There are some things guys just can’t get enough of—quoting old movies, for example, or football. Then there are other things that they can most definitely do without, like the most popular song of the summer that’s played over and over and won’t go away.
When it comes to sex, however, a lot of guys like to think their horizons are unlimited. You can never have too much sex, Mr. Champion Sex-Haver will say, giving you a lecherous wink while Walk The Moon’s “Shut Up and Dance” plays somewhere off in the distance.
But are guys really telling the truth about the amount of sex they can handle (or even how much they want to have)? “You can’t handle the truth,” Jack Nicholson’s character in A Few Good Men would say—movie quote!—but we think you can handle the truth.
“This needs to be answered like all the other ‘too much of a good thing’ questions,” says Ursula Ofman, Psy.D., a clinical psychologist and sex therapist in private practice in New York City. “If sex begins to take over your day and your thoughts, starts interfering with your relationships, work and family life, then you have reached the area of ‘too much.’”
Some facts: 18-29 year olds have sex 112 times per year, on average, according to The Kinsey Institute. It's 86 times per year for 30-39 year olds, and 69 times per year for those ages 40-49. So if you’re having more than the average amount of sex per year for your age, are you having too much sex? Or are you just doing what people do?
“Frankly, asking how much sex is too much sex is a little bit like asking how many drinks makes a person an alcoholic,” says Robert Weiss, LCSW, CSAT-S, a senior vice president of clinical development at Elements Behavioral Health and the author of Always Turned On: Sex Addiction in the Digital Age. “This approach fails to recognize that with booze, it's not a matter of how much you drink, it's a question of how it affects your life.
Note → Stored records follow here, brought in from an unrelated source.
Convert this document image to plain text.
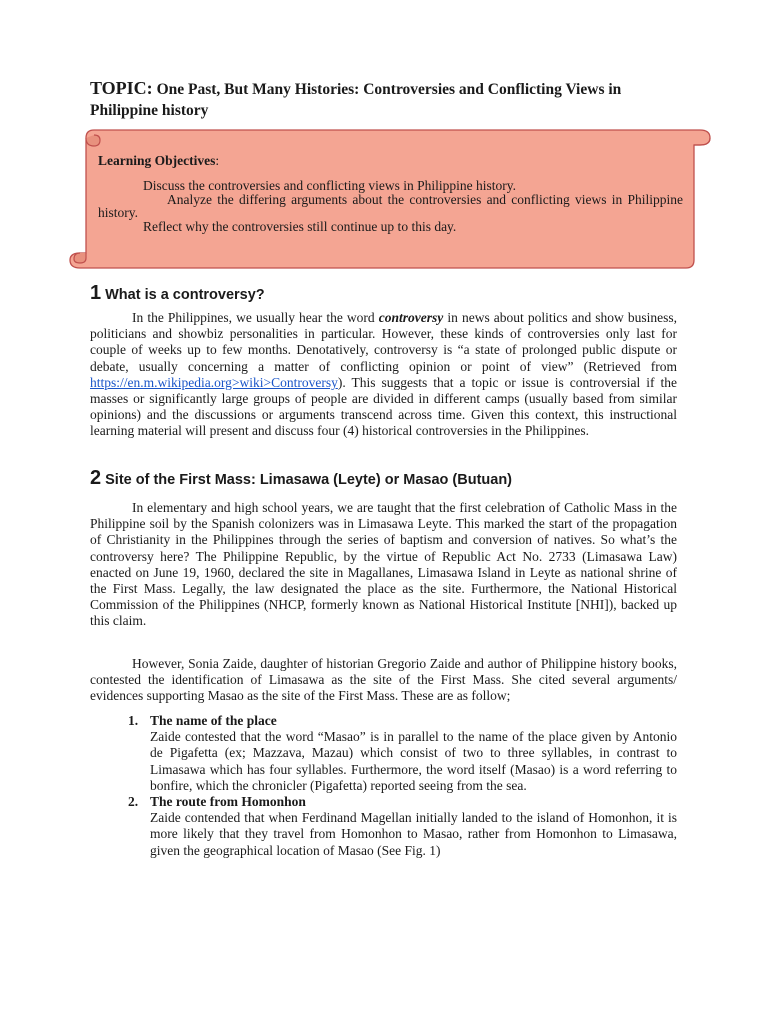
TOPIC: One Past, But Many Histories: Controversies and Conflicting Views in Philippine history
Learning Objectives:
Discuss the controversies and conflicting views in Philippine history.
Analyze the differing arguments about the controversies and conflicting views in Philippine history.
Reflect why the controversies still continue up to this day.
1 What is a controversy?

In the Philippines, we usually hear the word controversy in news about politics and show business, politicians and showbiz personalities in particular. However, these kinds of controversies only last for couple of weeks up to few months. Denotatively, controversy is “a state of prolonged public dispute or debate, usually concerning a matter of conflicting opinion or point of view” (Retrieved from https://en.m.wikipedia.org>wiki>Controversy). This suggests that a topic or issue is controversial if the masses or significantly large groups of people are divided in different camps (usually based from similar opinions) and the discussions or arguments transcend across time. Given this context, this instructional learning material will present and discuss four (4) historical controversies in the Philippines.

2 Site of the First Mass: Limasawa (Leyte) or Masao (Butuan)

In elementary and high school years, we are taught that the first celebration of Catholic Mass in the Philippine soil by the Spanish colonizers was in Limasawa Leyte. This marked the start of the propagation of Christianity in the Philippines through the series of baptism and conversion of natives. So what’s the controversy here? The Philippine Republic, by the virtue of Republic Act No. 2733 (Limasawa Law) enacted on June 19, 1960, declared the site in Magallanes, Limasawa Island in Leyte as national shrine of the First Mass. Legally, the law designated the place as the site. Furthermore, the National Historical Commission of the Philippines (NHCP, formerly known as National Historical Institute [NHI]), backed up this claim.

However, Sonia Zaide, daughter of historian Gregorio Zaide and author of Philippine history books, contested the identification of Limasawa as the site of the First Mass. She cited several arguments/ evidences supporting Masao as the site of the First Mass. These are as follow;

1. The name of the place
Zaide contested that the word “Masao” is in parallel to the name of the place given by Antonio de Pigafetta (ex; Mazzava, Mazau) which consist of two to three syllables, in contrast to Limasawa which has four syllables. Furthermore, the word itself (Masao) is a word referring to bonfire, which the chronicler (Pigafetta) reported seeing from the sea.
2. The route from Homonhon
Zaide contended that when Ferdinand Magellan initially landed to the island of Homonhon, it is more likely that they travel from Homonhon to Masao, rather from Homonhon to Limasawa, given the geographical location of Masao (See Fig. 1)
If alcohol is consistently creating problems for you, then you might want to look at your drinking. Sex is the same way.”
Medically speaking, “there’s no such thing as too much sex,” says Lauren F. Streicher, M.D., says associate clinical professor of obstetrics and gynecology at the Feinberg School of Medicine at Northwestern University and the author of Sex Rx: Hormones, Health and Your Best Sex Ever. “Obviously, listen to your body. If you’re sore or tired, then don’t have sex.”
We can’t overstate that last piece of advice. Couples in long-distance relationships often overdo it sexually when they’re finally reunited, especially if they know their time together is limited, says Jonthan D. Schiff, M.D., assistant clinical professor of urology at the Icahn School of Medicine at Mount Sinai Hospital in New York City.
“When people ejaculate eight to ten times over the weekend from Friday to Sunday, it’s going to cause some pain and discomfort when you go to that extreme amount,” Dr. Schiff says. The key in this scenario, he says, is that the amount of sex being had by the couple is so much more than either person usually has week-in and week-out. “It’s like anything else. If you’re doing an activity steadily, your body will be able to tolerate it when you push it more.”
Schiff also says that an extremely high frequency of sexual intercourse may damage the skin of the penis and vagina, which can lead to disease transmissions through open cuts or wounds and increase your chances of certain illnesses.
As long as people do it safely, having a lot of pyschologically and physically healthy sex can be a wonderful thing, says Stephen Snyder, M.D., a sex therapist based in New York City—“that is, if it's taking you someplace special and making you feel good about yourself,” Dr. Snyder says. “But if it's not doing anything special for you, and not making you feel good about yourself, then it's not likely to have much of a positive impact on your life, and may have a negative impact. Again, it's the quality, not the quantity, that's important."
Or as Weiss says: “If the amount of sex you're having works for you, and is not causing you (or anyone else) any problems or distress, then your sexual frequency is just fine—and don't let anyone tell you differently.”